We made quick work of sorting our subsample. First, we used an electronic measuring board to collect lengths for the species of fish we caught. Next, we collected lengths and weights for 100 squid. Most of the squid were between 80 and 120 grams each. We were itching to take a sneak peak at the squid under the microscope to see how reproductively mature they were. We dissected the squid to get a closer look at sexual maturity. Understanding sexual maturity—how many males and females and how close they are to spawning—helps learn more about when and where squid are reproducing. We even convinced David to get his hands a little extra squid-y. Sadly, despite the sneak peak, the rest of my dissections would have to wait until I returned to the lab.
Later in the day, scientist Jeff Pessutti got everyone in on collecting DNA samples and statoliths for a collaborator at the Gloucester Marine Genomics Institute. Statoliths are hard calcareous stones located in a squid’s equilibrium organ used to determine age. One-by-one the science crew tried their hands at it. Both David and Matt donned the blue nitrile gloves, picked up scalpels and forceps, and extracted statoliths. Not only are they fishermen and oceanographers, but also statolith extractor experts!
Squidify Wrapped
As the third day concluded, we completed 15 stations—four more than last year—and caught 50,000 pounds of squid. Because we added the eMOLT system this year, we were able to collect more oceanographic data than last year.
I’m looking forward to dissecting and processing the squid we froze from this trip.
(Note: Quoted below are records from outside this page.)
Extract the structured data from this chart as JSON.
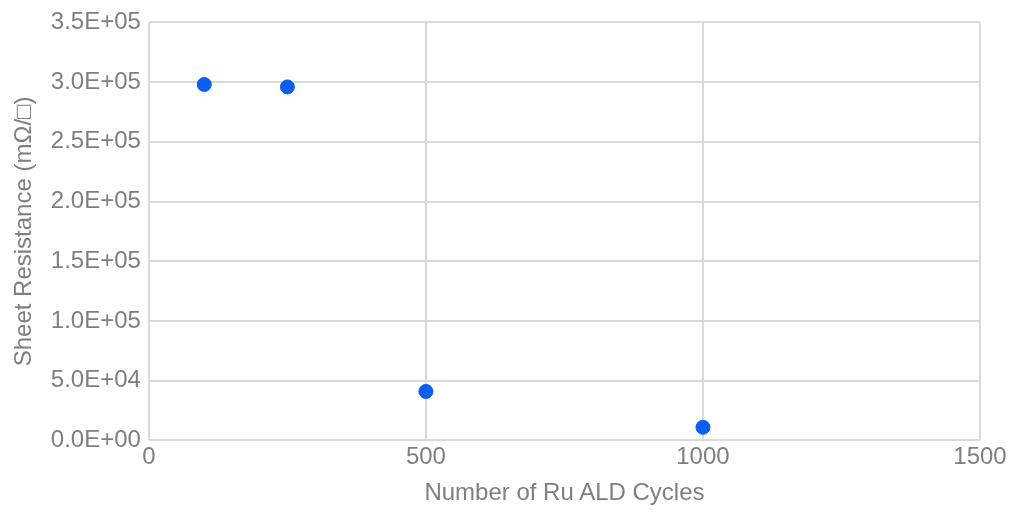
{
  "chart_data": {
    "type": "scatter",
    "xlabel": "Number of Ru ALD Cycles",
    "ylabel": "Sheet Resistance (mΩ/□)",
    "x": [
      100,
      250,
      500,
      1000
    ],
    "series": [
      {
        "color": "#0a5ff0",
        "values": [
          298000,
          296000,
          41000,
          11000
        ]
      }
    ],
    "xlim": [
      0,
      1500
    ],
    "xticks": [
      0,
      500,
      1000,
      1500
    ],
    "ylim": [
      0,
      350000
    ],
    "yticks": [
      {
        "value": 0,
        "label": "0.0E+00"
      },
      {
        "value": 50000,
        "label": "5.0E+04"
      },
      {
        "value": 100000,
        "label": "1.0E+05"
      },
      {
        "value": 150000,
        "label": "1.5E+05"
      },
      {
        "value": 200000,
        "label": "2.0E+05"
      },
      {
        "value": 250000,
        "label": "2.5E+05"
      },
      {
        "value": 300000,
        "label": "3.0E+05"
      },
      {
        "value": 350000,
        "label": "3.5E+05"
      }
    ],
    "grid": true,
    "legend": false,
    "marker": "circle"
  }
}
I’ll measure mantle length and weight, assess sexual maturity, and collect statoliths. This data will be added to all the other field and lab data we’ve collected.
Little is known about this squid’s life history and the ocean conditions and processes affecting their movements and migration. Our data will help us better understand squid reproductive cycles and the oceanographic mechanisms that drive squid onto the shelf for the fishing season.
Time to start analyzing the data and count down the days until next year's research trip!